| name | prep-for |
| description | Brief the owner before a meeting or conversation with a person, company, or project — sweep what we already know (crm + knowledge, plus slack, calendar, and gmail when connected), anchor to any upcoming meeting with them, and for people or orgs we don't know, widen to a web search for public background. Use for "prep me for my meeting with X", "brief me on X before the call", "what do we know about X". |
| metadata | {"version":"1.1.0","author":"context","tags":["prep","meeting","briefing","crm","knowledge","slack","web"]} |
Prep For
Runtime skill — a playbook the deployed @context agent runs for its owner, invoked in natural language. Not a coding-agent workflow; those live in .agents/skills/.
Pull together a tight pre-meeting brief on a subject — a person, company, or
project the owner is about to engage. Read-only: gather and synthesize, never
file.
Procedure
- Identify the subject. Pin down who/what from the request ("my 3pm with
Sarah Lee from Acme" → person Sarah Lee, org Acme). If it's genuinely
ambiguous and a wrong guess would waste the brief, ask one clarifying
question instead of guessing.
- Sweep what we already know — internal first. Run an entity sweep:
query_crm — contacts, notes, projects, and any reminders/meetings tagged
to the subject (name, company, tags, meeting attendees). This is our
relationship + history.
query_knowledge — knowledge-base prose about the subject (runbooks, summaries,
"what I know about X").
query_slack (when connected) — recent threads mentioning the subject;
the latest exchanges are often the freshest context in the brief.
- Anchor to the meeting. Surface the specific upcoming meeting/reminder with
the subject if there is one — the brief should serve that interaction. When
the
calendar source is connected, check query_calendar for the real
event (time, attendees); when gmail is connected and there's an email
thread with the subject, pull the latest exchange with query_gmail — the
most recent thing they said is often the most useful line in the brief.

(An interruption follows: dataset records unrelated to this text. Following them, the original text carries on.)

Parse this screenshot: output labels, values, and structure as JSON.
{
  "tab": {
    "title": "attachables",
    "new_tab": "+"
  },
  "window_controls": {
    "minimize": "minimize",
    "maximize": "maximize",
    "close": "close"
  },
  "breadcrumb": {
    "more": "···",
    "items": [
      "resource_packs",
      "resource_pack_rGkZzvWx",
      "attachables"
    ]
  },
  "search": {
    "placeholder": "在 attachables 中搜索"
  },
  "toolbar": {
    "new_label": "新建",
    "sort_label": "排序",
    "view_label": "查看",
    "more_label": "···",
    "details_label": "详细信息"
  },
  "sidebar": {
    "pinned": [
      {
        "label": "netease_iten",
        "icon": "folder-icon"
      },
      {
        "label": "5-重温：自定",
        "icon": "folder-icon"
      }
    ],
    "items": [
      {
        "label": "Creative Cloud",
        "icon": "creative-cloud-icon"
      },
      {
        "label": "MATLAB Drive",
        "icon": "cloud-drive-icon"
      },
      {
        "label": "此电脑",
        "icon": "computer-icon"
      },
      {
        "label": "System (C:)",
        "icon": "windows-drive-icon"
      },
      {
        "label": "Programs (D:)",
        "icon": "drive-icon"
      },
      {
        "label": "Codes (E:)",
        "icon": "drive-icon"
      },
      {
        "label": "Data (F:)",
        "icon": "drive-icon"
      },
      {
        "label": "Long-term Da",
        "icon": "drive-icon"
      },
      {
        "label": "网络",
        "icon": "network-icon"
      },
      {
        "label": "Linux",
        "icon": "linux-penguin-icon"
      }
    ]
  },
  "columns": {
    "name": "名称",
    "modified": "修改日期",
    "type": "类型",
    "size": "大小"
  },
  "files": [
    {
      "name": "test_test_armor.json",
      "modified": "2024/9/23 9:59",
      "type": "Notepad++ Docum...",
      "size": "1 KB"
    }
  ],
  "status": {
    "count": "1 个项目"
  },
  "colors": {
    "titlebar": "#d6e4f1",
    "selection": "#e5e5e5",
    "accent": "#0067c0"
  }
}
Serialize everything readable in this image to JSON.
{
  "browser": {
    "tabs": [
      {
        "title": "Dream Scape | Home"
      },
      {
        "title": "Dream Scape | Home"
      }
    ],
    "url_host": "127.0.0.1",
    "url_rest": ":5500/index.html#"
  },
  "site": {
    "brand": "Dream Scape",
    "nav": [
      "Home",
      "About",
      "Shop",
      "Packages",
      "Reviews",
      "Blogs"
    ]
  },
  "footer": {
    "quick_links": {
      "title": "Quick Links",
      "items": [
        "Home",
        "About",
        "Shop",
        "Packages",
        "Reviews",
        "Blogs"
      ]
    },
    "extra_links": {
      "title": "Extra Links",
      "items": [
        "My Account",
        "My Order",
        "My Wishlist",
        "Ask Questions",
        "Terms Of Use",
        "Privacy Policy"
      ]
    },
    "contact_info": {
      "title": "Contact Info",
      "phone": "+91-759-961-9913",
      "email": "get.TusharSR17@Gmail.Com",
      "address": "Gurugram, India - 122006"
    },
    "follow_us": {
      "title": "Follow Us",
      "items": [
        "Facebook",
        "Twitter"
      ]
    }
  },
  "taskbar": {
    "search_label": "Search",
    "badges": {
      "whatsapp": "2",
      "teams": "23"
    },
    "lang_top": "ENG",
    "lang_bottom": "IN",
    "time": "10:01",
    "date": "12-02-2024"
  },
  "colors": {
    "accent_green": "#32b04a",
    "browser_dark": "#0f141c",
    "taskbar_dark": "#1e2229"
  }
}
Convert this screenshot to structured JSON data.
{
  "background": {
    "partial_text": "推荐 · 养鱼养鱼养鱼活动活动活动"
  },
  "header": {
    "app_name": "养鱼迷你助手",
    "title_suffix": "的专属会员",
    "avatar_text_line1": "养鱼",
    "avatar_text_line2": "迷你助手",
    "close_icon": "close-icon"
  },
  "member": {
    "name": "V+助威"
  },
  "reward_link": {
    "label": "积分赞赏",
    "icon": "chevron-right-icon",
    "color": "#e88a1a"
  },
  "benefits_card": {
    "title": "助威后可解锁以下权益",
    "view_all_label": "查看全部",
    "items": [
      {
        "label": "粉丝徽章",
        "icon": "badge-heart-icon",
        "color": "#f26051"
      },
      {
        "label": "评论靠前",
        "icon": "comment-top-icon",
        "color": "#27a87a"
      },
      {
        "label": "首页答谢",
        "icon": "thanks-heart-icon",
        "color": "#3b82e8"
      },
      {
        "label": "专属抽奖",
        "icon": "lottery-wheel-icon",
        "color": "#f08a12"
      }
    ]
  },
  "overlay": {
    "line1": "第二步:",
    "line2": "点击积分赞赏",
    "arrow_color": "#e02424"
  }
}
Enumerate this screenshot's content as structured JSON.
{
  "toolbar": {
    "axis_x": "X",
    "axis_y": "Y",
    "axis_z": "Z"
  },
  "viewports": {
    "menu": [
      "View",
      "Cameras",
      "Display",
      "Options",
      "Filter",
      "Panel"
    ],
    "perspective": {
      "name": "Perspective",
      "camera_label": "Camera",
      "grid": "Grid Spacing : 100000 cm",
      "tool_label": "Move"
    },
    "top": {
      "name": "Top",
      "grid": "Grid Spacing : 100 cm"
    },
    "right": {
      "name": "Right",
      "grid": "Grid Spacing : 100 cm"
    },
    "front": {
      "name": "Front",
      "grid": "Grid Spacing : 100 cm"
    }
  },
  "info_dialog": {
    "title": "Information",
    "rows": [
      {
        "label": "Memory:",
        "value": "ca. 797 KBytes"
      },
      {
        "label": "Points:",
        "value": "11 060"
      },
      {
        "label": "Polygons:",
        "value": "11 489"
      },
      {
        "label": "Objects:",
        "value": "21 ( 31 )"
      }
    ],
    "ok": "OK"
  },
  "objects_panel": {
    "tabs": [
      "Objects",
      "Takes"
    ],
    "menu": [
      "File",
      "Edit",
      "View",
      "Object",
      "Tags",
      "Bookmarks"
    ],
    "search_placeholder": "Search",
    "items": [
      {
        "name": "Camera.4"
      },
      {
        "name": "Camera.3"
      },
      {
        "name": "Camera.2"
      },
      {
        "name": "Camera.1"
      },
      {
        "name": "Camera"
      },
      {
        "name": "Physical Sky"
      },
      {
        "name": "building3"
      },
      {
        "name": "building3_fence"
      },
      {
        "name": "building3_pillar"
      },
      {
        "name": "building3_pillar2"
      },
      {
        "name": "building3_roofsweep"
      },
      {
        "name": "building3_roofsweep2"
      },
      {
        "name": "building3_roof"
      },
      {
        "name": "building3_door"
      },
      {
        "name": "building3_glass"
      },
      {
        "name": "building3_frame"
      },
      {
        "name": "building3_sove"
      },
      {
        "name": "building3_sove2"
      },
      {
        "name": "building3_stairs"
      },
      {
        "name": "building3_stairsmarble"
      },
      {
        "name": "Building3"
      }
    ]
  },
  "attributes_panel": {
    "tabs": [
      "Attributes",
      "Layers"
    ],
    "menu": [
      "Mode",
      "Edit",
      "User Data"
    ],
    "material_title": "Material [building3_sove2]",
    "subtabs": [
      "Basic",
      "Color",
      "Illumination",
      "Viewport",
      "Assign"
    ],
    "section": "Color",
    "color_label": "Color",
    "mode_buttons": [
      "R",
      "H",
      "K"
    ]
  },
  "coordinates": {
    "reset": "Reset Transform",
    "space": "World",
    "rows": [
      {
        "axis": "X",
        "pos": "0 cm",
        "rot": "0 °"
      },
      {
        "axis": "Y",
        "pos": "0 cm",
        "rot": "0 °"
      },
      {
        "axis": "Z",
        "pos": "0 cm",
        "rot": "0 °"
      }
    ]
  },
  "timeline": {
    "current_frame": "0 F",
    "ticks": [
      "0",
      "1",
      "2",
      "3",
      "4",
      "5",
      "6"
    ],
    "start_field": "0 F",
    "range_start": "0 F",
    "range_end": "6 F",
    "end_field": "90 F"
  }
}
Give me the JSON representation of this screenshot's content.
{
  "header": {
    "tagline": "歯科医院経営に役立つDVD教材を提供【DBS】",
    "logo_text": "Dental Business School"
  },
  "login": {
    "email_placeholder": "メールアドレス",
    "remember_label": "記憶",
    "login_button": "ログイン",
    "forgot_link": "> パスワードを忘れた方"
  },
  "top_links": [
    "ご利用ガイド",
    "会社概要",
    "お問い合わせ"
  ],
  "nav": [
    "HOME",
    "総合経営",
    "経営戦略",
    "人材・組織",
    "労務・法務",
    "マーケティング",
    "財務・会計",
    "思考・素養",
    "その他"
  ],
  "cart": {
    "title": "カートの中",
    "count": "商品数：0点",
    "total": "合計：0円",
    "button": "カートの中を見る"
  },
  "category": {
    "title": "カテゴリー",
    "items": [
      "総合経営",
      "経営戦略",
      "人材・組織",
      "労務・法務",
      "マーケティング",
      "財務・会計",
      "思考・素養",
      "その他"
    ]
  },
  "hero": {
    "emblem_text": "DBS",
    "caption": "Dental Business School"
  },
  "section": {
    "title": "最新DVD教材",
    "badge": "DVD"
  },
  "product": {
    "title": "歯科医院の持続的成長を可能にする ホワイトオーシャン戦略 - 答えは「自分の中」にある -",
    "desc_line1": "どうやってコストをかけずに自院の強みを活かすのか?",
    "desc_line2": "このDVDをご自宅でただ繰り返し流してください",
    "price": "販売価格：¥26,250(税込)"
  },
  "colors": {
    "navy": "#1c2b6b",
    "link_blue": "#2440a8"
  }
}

- Widen to the web only for people/orgs we don't know. If the internal
sweep turns up little or nothing on an external person or company (no
contact on file, just a name), call
query_web for public background — role,
current company, recent news. Skip the web when we already have a solid
internal picture, and for internal/private topics. Don't pad a brief with
generic results, and keep the web query to public identity terms (name +
company), not the owner's private notes about them.
Format
A short brief — only the sections that have content:
- Who — one line on the subject (role, company), tagged
(on file) or
(from web) so the owner knows the source.
- Our history — relationship, past touchpoints, what's open with them (from
crm / knowledge / slack).
- This meeting — the anchoring meeting and the open items to raise.
- Background — public context, only when pulled from the web; mark it
external / unverified.
Edge cases
- Total blank (nothing internal, nothing useful on the web): say so plainly
and ask what context to add — don't fabricate a profile.
- Attribute every line to its source (
crm, knowledge, slack, or web).
Keep on-file facts and web background visibly separate; never blend an
unverified web claim into our known record.